According to research, more than half of these agencies have been involved in investigations related to sex trafficking issues, and half of the departments have made physical arrests. This data is important because departments that have led investigations on human trafficking, which was 63%, and arrested in relation (64%) have not been trained (4). Almost all the agencies surveyed indicated that no written policy addressed human trafficking. The majority indicated domestic violence, prostitution, and kidnapping policies would get utilized to respond to human trafficking. Seventy-one percent of departments indicated they did not have policies that could aid officer response to human trafficking (4).

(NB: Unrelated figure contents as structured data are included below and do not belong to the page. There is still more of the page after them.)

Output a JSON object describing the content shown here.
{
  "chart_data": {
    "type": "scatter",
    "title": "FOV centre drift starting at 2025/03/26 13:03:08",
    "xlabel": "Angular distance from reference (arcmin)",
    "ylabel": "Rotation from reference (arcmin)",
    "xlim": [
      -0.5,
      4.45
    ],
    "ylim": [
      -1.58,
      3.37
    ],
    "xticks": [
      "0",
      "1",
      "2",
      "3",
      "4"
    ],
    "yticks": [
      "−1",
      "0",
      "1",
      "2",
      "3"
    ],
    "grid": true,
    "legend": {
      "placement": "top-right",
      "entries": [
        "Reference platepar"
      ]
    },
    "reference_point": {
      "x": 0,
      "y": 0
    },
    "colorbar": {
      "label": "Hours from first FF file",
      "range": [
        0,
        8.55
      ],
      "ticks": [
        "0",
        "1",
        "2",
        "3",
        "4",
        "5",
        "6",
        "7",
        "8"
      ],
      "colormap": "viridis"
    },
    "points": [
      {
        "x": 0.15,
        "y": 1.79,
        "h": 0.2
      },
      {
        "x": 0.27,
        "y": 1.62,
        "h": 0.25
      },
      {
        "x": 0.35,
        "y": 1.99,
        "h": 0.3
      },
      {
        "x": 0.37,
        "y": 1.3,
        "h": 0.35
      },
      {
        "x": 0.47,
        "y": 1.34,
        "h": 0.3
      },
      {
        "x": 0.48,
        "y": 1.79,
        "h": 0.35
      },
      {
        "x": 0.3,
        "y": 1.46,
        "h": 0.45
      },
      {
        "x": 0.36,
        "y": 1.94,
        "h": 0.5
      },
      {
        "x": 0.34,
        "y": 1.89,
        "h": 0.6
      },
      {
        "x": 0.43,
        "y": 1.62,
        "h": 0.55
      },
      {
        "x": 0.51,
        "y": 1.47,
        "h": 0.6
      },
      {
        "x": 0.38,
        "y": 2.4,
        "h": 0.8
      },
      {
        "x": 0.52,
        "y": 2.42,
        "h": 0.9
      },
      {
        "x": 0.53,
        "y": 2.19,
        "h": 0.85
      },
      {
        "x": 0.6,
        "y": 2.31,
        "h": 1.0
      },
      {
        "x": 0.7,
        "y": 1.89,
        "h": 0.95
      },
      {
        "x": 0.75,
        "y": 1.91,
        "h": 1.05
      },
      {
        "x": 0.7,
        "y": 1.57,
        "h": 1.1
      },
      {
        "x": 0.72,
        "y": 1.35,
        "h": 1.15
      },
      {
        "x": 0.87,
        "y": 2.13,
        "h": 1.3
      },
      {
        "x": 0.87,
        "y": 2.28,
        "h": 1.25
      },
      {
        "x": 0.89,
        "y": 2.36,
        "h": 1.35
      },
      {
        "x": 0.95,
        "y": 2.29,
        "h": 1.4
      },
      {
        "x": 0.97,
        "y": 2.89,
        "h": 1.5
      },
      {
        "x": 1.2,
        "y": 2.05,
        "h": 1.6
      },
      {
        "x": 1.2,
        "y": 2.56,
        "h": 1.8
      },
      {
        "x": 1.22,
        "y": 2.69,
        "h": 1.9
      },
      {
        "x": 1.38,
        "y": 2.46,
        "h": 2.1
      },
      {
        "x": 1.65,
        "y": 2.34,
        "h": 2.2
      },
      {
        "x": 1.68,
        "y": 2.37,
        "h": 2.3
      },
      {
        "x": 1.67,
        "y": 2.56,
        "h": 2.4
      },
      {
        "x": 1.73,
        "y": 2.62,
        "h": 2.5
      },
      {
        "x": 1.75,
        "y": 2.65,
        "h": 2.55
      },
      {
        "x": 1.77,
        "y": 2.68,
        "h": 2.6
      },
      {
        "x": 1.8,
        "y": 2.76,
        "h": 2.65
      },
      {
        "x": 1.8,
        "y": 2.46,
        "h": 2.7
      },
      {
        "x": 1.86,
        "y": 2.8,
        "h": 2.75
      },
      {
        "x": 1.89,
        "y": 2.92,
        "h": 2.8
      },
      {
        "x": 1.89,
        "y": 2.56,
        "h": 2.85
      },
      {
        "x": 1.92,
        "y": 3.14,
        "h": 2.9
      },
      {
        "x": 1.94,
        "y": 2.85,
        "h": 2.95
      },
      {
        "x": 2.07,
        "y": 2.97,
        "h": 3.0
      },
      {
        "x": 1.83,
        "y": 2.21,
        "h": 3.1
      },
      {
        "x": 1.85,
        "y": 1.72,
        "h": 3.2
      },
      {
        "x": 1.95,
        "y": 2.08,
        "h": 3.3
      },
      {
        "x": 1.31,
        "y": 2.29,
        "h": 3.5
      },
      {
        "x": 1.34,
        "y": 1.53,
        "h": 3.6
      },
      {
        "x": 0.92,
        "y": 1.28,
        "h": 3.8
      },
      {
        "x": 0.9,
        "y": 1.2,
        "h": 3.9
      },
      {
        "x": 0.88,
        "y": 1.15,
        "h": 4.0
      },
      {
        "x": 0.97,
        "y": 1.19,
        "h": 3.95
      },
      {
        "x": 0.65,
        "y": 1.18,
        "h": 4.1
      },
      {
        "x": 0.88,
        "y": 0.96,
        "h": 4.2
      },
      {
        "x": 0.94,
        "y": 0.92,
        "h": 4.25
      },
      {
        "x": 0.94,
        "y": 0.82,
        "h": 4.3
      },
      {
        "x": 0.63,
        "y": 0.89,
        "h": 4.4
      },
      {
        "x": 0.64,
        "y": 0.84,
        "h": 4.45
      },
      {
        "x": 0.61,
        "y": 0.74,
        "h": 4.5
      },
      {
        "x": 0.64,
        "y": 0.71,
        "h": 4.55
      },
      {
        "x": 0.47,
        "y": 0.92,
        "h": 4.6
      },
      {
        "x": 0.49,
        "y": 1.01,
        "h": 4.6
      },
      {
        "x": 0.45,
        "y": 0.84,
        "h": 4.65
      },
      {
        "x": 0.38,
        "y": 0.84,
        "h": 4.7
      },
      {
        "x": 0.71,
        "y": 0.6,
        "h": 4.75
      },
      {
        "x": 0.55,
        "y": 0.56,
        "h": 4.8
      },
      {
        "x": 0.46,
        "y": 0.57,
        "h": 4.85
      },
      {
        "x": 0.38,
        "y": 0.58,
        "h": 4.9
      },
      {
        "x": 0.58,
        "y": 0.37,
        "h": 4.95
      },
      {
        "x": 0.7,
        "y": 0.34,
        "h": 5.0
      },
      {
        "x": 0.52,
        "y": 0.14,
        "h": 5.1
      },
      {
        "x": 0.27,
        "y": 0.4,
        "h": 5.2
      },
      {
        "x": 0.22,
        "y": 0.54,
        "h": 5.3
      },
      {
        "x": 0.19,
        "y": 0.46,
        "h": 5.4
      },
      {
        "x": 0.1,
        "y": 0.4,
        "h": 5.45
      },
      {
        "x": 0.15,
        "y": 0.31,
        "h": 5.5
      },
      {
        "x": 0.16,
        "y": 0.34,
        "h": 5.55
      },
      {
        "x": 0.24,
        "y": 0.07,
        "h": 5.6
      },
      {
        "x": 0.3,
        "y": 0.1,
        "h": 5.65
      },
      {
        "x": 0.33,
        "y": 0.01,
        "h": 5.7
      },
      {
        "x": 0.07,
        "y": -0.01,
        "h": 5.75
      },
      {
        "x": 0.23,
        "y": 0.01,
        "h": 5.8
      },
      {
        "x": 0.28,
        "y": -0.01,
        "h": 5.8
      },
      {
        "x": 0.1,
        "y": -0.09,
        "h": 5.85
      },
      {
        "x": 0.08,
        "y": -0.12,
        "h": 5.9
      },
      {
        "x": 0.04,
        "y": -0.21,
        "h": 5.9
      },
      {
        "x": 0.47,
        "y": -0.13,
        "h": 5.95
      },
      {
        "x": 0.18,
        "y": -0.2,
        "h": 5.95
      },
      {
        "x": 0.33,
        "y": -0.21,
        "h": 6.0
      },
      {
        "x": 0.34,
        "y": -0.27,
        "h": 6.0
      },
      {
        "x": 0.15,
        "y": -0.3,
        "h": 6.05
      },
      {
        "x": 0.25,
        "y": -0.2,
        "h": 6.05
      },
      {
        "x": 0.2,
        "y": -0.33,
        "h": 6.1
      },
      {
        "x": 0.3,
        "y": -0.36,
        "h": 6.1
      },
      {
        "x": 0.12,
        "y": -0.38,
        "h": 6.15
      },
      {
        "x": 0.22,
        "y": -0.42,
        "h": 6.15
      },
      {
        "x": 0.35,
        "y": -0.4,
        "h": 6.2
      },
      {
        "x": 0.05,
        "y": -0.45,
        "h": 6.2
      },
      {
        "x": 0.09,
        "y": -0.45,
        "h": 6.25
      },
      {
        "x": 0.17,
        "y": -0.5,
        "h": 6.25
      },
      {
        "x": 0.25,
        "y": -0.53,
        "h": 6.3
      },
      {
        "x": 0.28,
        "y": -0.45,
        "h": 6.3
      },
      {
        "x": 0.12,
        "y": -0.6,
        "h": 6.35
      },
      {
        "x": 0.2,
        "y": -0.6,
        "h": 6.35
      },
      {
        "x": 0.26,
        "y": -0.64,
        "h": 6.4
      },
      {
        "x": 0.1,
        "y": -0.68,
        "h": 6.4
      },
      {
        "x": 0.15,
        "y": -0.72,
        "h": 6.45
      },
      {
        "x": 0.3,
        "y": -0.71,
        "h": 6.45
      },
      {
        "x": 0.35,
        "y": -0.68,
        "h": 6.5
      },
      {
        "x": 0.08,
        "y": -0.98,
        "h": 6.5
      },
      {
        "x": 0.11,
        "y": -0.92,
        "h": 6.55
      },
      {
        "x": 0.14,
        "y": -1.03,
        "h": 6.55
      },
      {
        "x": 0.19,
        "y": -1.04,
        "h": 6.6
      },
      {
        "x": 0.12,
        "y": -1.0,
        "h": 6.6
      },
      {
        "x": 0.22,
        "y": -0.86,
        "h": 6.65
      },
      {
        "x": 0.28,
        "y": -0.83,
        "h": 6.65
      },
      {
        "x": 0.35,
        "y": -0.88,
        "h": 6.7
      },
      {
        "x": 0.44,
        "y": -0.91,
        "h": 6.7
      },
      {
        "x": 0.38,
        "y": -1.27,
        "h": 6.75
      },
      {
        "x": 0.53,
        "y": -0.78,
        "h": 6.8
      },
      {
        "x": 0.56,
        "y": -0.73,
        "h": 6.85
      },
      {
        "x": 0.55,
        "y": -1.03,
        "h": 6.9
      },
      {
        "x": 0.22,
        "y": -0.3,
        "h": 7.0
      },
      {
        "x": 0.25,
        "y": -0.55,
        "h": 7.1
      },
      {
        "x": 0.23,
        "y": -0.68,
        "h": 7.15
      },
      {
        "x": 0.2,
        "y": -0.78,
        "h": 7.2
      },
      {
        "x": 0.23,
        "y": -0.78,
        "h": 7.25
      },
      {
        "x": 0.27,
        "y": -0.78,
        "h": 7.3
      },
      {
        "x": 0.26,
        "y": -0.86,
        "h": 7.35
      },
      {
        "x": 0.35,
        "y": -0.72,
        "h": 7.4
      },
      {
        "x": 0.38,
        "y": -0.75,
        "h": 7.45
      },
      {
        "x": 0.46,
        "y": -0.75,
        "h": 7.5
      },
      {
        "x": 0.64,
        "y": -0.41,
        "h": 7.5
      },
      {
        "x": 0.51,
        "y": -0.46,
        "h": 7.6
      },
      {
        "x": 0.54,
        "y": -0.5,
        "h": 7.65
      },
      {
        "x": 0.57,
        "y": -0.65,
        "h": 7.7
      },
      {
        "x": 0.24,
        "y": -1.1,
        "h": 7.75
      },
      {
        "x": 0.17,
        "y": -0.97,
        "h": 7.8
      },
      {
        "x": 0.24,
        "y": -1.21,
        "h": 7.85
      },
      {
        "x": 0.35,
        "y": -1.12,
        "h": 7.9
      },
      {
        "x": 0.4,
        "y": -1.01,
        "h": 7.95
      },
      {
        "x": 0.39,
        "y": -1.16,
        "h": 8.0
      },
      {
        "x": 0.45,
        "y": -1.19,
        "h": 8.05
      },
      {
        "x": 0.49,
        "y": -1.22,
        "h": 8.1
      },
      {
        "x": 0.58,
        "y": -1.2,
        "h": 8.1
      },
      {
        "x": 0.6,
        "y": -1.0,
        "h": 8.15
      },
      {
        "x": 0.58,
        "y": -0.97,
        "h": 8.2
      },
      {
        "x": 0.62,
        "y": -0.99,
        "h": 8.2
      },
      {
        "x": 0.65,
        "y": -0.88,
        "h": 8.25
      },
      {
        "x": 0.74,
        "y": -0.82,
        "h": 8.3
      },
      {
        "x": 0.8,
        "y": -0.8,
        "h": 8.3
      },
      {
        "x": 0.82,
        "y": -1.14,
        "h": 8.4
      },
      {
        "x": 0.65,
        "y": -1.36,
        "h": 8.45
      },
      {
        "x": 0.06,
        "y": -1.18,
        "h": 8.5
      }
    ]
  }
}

They compare the agencies that have undergone training with human trafficking to those that did not; those with training were more perceptive of sex trafficking offenders. As a result, I feel that because local officers meet victims of human trafficking or offenders, first-hand training should be a priority for human trafficking crimes. In considering the findings, local officers are not well-prepared to combat human trafficking without proper training. Local officers are unlikely to identify a trafficker victim or offender. Instead of incriminating women who are prostitutes’ investigations should be processed to find out why these women are choosing to do what they do. It protects those who chose and those women who are foreign and undocumented. All forms of trafficking are a global issue, and local law enforcement should be a part of the chain to prevent the trafficking of individuals. The prevention has to start with an executive leader to enforce regulations and involvement in human trafficking activities.
References
- American Civil Liberties Union. Human Trafficking: Modern Enslavement of Immigrant Women in the United States [Internet]. American Civil Liberties Union. 2022. Available from: https://www.aclu.org/other/human-trafficking-modern-enslavement-immigrant-women-united-states
- Farrell A, Fahy S. The problem of human trafficking in the U.S.: Public frames and policy responses. Journal of Criminal Justice [Internet]. 2009 [cited 2022 Oct 23];37(6):617–26. Available from: https://ideas.repec.org/a/eee/jcjust/v37yi6p617-626.html
- Markon J. Human Trafficking Evokes Outrage, Little Evidence [Internet]. washingtonpost.com. 2007. Available from: https://www.washingtonpost.com/wp-dyn/content/article/2007/09/2
- Wilson DG, Walsh WF, Kleuber S. Trafficking in Human Beings: Training and Services among U.S. Law Enforcement Agencies. Police Practice and Research. 2006 May;7(2):149–60.